I love that Xwerks is being upfront about every aspect of this protein. Not enough companies will do that, they hide behind proprietary labels and processing schemes that obscure information from consumers. It let’s you use marketing and packaging to sell products rather than the quality therein. Grow is quite the opposite, the site is plain, the bag is plain, and the label is honest, you’re getting 100% of what they say you’re getting in quantities you are given.
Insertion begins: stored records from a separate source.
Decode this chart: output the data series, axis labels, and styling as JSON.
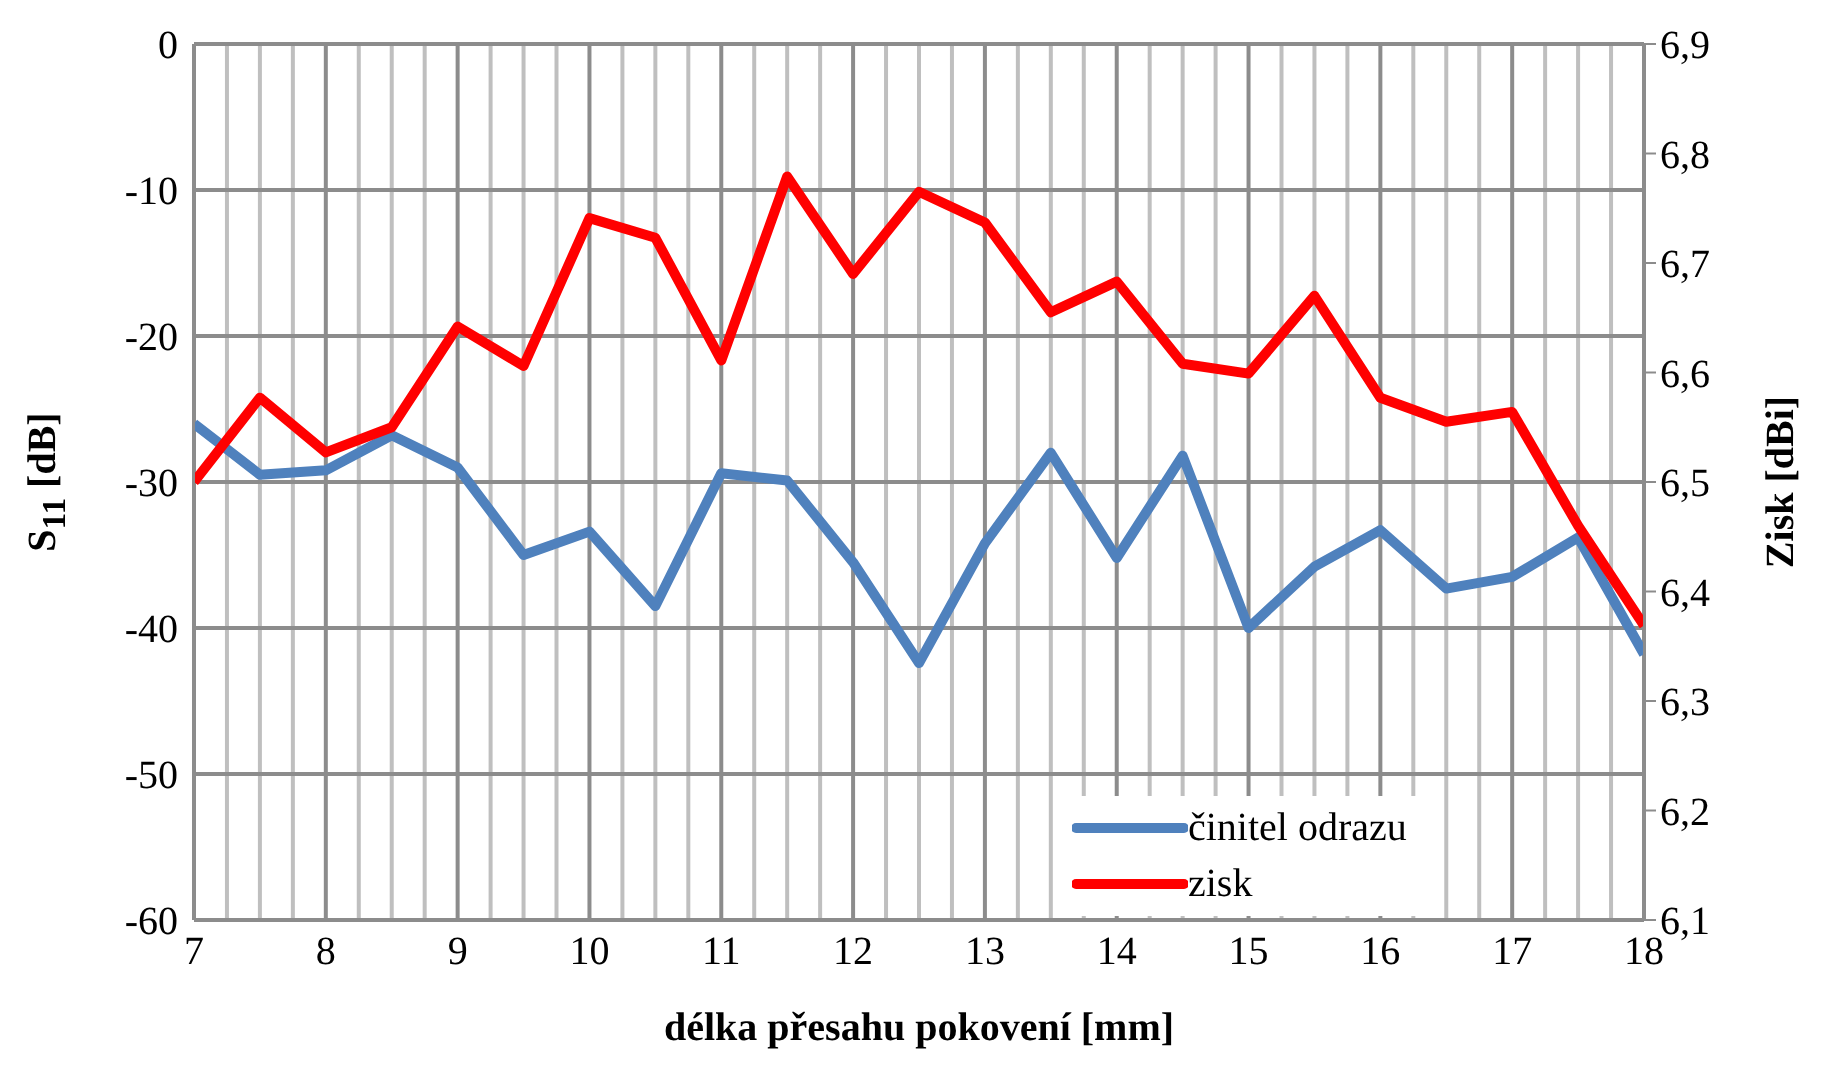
{
  "chart_data": {
    "type": "line",
    "xlabel": "délka přesahu pokovení [mm]",
    "ylabel": "S$_{11}$ [dB]",
    "y2label": "Zisk [dBi]",
    "x": [
      7,
      7.5,
      8,
      8.5,
      9,
      9.5,
      10,
      10.5,
      11,
      11.5,
      12,
      12.5,
      13,
      13.5,
      14,
      14.5,
      15,
      15.5,
      16,
      16.5,
      17,
      17.5,
      18
    ],
    "series": [
      {
        "name": "činitel odrazu",
        "color": "#4f81bd",
        "values": [
          -26,
          -29.5,
          -29.2,
          -26.8,
          -29,
          -35,
          -33.4,
          -38.5,
          -29.4,
          -29.9,
          -35.5,
          -42.4,
          -34.2,
          -28,
          -35.2,
          -28.2,
          -40,
          -35.8,
          -33.3,
          -37.3,
          -36.5,
          -33.8,
          -41.8
        ]
      },
      {
        "name": "zisk",
        "color": "#ff0000",
        "axis": "y2",
        "values": [
          6.5,
          6.577,
          6.527,
          6.55,
          6.642,
          6.606,
          6.741,
          6.723,
          6.611,
          6.779,
          6.69,
          6.765,
          6.737,
          6.655,
          6.683,
          6.608,
          6.599,
          6.67,
          6.577,
          6.555,
          6.564,
          6.46,
          6.369
        ]
      }
    ],
    "xlim": [
      7,
      18
    ],
    "xticks": [
      7,
      {
        "value": 7.25,
        "label": null
      },
      {
        "value": 7.5,
        "label": null
      },
      {
        "value": 7.75,
        "label": null
      },
      8,
      {
        "value": 8.25,
        "label": null
      },
      {
        "value": 8.5,
        "label": null
      },
      {
        "value": 8.75,
        "label": null
      },
      9,
      {
        "value": 9.25,
        "label": null
      },
      {
        "value": 9.5,
        "label": null
      },
      {
        "value": 9.75,
        "label": null
      },
      10,
      {
        "value": 10.25,
        "label": null
      },
      {
        "value": 10.5,
        "label": null
      },
      {
        "value": 10.75,
        "label": null
      },
      11,
      {
        "value": 11.25,
        "label": null
      },
      {
        "value": 11.5,
        "label": null
      },
      {
        "value": 11.75,
        "label": null
      },
      12,
      {
        "value": 12.25,
        "label": null
      },
      {
        "value": 12.5,
        "label": null
      },
      {
        "value": 12.75,
        "label": null
      },
      13,
      {
        "value": 13.25,
        "label": null
      },
      {
        "value": 13.5,
        "label": null
      },
      {
        "value": 13.75,
        "label": null
      },
      14,
      {
        "value": 14.25,
        "label": null
      },
      {
        "value": 14.5,
        "label": null
      },
      {
        "value": 14.75,
        "label": null
      },
      15,
      {
        "value": 15.25,
        "label": null
      },
      {
        "value": 15.5,
        "label": null
      },
      {
        "value": 15.75,
        "label": null
      },
      16,
      {
        "value": 16.25,
        "label": null
      },
      {
        "value": 16.5,
        "label": null
      },
      {
        "value": 16.75,
        "label": null
      },
      17,
      {
        "value": 17.25,
        "label": null
      },
      {
        "value": 17.5,
        "label": null
      },
      {
        "value": 17.75,
        "label": null
      },
      18
    ],
    "ylim": [
      -60,
      0
    ],
    "yticks": [
      -60,
      -50,
      -40,
      -30,
      -20,
      -10,
      0
    ],
    "y2lim": [
      6.1,
      6.9
    ],
    "y2ticks": [
      {
        "value": 6.1,
        "label": "6,1"
      },
      {
        "value": 6.2,
        "label": "6,2"
      },
      {
        "value": 6.3,
        "label": "6,3"
      },
      {
        "value": 6.4,
        "label": "6,4"
      },
      {
        "value": 6.5,
        "label": "6,5"
      },
      {
        "value": 6.6,
        "label": "6,6"
      },
      {
        "value": 6.7,
        "label": "6,7"
      },
      {
        "value": 6.8,
        "label": "6,8"
      },
      {
        "value": 6.9,
        "label": "6,9"
      }
    ],
    "grid": true,
    "legend": "bottom right",
    "marker": "none",
    "line_style": "solid"
  }
}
That’s worth a lot to someone like me. It’s hard to compete with a site like True Nutrition in the hands of someone who isn’t overwhelmed by the choices, and knows how to find what they’re looking for. They’re a bulk seller, if you were going to manufacture you’re own protein they basically represent the “At Cost” option. Further, Xwerks has nailed taste, if that’s an important factor for you, and you’re not going through very much protein per month, I would strongly recommend Xwerks Grow.

TL:DR

Pro’s

Honest marketing, with no proprietary blends
Mixes well with many drinks including water
Tastes great
High quality whey protein isolate

Con’s

Cost. If sourcing Grass Fed New Zealand whey doesn’t matter to you, it’s hard to justify.

Final Grade

27+23+33+1 = 84 B

I’m rounding this up to a B+ because I give major credit to XWerks for being upfront about what’s in their product and letting it stand by itself.